As a middle-aged woman who can't figure out what the benefits would be that would outweigh the costs of pursuing formal diagnosis at this stage, I related a lot harder to that line than I wanted to.

I've always been extraverted. I always do fine in new interactions, because I'm chronically interested in anything I don't already know well, especially if someone else is passionate about it. Most of my first meetings with people quickly become conversations where I'm listening attentively and asking interested questions about some niche thing they love and their friends and family members are sick of hearing about. I get stellar reviews on initial conversations at unstructured social events.

And yet I spend the vast majority of my time at home by myself because after about the fourth interaction, something about me registers as "off" to other people and they start to distance themselves from me. I have never understood why.

I'm not socially anxious, at least not in the typical "can't get out and meet new people" way. I just can't take the never-ending hope-rejection loop anymore.

1 comments

> after about the fourth interaction, something about me registers as "off" to other people and they start to distance themselves from me. I have never understood why

I’m not sure it would be helpful, but have you tried asking anyone?

Speaking strictly for myself, it's because I did eye contact wrong.

As a teenager, with standard-issue high-function ASD eye-contact aversion: fake it, by looking only at the bridges of people's noses.

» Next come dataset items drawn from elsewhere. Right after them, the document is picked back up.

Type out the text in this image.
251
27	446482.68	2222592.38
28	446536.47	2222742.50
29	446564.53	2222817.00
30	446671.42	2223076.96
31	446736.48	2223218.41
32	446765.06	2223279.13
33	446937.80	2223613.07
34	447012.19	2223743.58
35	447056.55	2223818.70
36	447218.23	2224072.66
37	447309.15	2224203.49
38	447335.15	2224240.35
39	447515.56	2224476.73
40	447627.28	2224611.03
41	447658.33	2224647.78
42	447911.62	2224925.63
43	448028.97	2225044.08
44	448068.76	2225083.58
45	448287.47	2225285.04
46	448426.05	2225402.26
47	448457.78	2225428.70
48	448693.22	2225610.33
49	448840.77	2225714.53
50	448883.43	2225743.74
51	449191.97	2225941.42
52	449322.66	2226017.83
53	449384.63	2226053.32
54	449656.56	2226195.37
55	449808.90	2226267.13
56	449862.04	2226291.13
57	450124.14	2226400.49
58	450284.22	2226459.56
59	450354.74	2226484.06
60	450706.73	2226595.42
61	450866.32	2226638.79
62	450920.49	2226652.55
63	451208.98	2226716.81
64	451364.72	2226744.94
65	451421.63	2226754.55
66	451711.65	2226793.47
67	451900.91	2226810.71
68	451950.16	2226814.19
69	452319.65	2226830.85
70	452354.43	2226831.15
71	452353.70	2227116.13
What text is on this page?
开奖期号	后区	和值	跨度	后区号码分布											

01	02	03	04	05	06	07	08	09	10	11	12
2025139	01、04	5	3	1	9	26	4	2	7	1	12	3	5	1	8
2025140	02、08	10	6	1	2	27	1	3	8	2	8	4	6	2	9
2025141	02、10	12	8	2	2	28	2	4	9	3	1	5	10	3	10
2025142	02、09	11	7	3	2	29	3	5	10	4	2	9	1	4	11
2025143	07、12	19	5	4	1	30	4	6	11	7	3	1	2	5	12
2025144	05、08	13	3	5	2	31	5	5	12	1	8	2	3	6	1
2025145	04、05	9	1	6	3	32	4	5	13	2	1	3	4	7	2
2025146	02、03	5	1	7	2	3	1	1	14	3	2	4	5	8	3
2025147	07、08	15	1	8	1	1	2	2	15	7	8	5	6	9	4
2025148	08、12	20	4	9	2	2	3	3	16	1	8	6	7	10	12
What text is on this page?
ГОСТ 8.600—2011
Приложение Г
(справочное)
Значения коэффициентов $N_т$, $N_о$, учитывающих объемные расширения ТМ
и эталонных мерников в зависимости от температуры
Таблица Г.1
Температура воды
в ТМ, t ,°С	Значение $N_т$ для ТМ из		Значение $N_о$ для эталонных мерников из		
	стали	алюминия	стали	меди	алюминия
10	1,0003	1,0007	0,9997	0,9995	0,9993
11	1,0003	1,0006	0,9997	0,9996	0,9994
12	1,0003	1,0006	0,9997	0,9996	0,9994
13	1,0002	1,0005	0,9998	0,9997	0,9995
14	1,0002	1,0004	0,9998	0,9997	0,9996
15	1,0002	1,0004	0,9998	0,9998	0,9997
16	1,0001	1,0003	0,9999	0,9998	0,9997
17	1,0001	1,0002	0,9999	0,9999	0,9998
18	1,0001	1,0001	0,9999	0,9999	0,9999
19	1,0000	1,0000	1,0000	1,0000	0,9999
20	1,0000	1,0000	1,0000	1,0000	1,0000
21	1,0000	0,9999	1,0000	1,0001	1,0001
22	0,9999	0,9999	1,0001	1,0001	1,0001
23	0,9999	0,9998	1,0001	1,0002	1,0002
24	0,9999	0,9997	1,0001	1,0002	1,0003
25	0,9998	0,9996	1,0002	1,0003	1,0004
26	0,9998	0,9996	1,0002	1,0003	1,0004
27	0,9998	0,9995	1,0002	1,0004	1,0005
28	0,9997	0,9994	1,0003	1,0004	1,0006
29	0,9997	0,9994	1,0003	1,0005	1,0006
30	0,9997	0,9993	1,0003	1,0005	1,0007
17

After learning, from doing theatre, that vulnerability is amazing, actually, and eye-contact is powerful: try for it, by looking fixidly at one of their eyes.

After being told by a kind friend, in my early twenties, that I had a "staring problem": shift focus between both of their eyes.

Soon after: figure out that you're supposed to look away from their eyes sometimes.

Since: try to pick up and match their gaze-rhythm. I still have difficulty doing this with some people: there are folks who don't seem to have a rhythm. I don't get them!

My wife told me a few weeks ago that when we first got together (over a decade ago) that the times I forgot to mask - during sex, specifically - sufficiently weirded her out that it's why she broke up with me (for about twenty minutes, lol; she reconsidered on her own). Now, bless her, she says she likes it when I "stare", because she says she knows it means I'm comfortable with her and feeling relaxed.

I've got other peculiarities - and some I haven't noticed yet, I'm sure! - but that's a big one, and how I've dealt with it. I hope that helps someone.

That’s really interesting. Thanks for explaining.
I second this suggestion. This might sound obvious but during my therapy my psychologist asked me to do this, but in a non-personal/non-threatening way for the relation. Just by telling them that I'm working through my issues and I'd like to get an honest (best would be written/no-interaction type) feedback - what makes them uncomfortable etc. This helped me a lot - to see how different the transmission was on the receiving end from my intentions.
The annoying thing is that nobody I've asked can pinpoint what it is.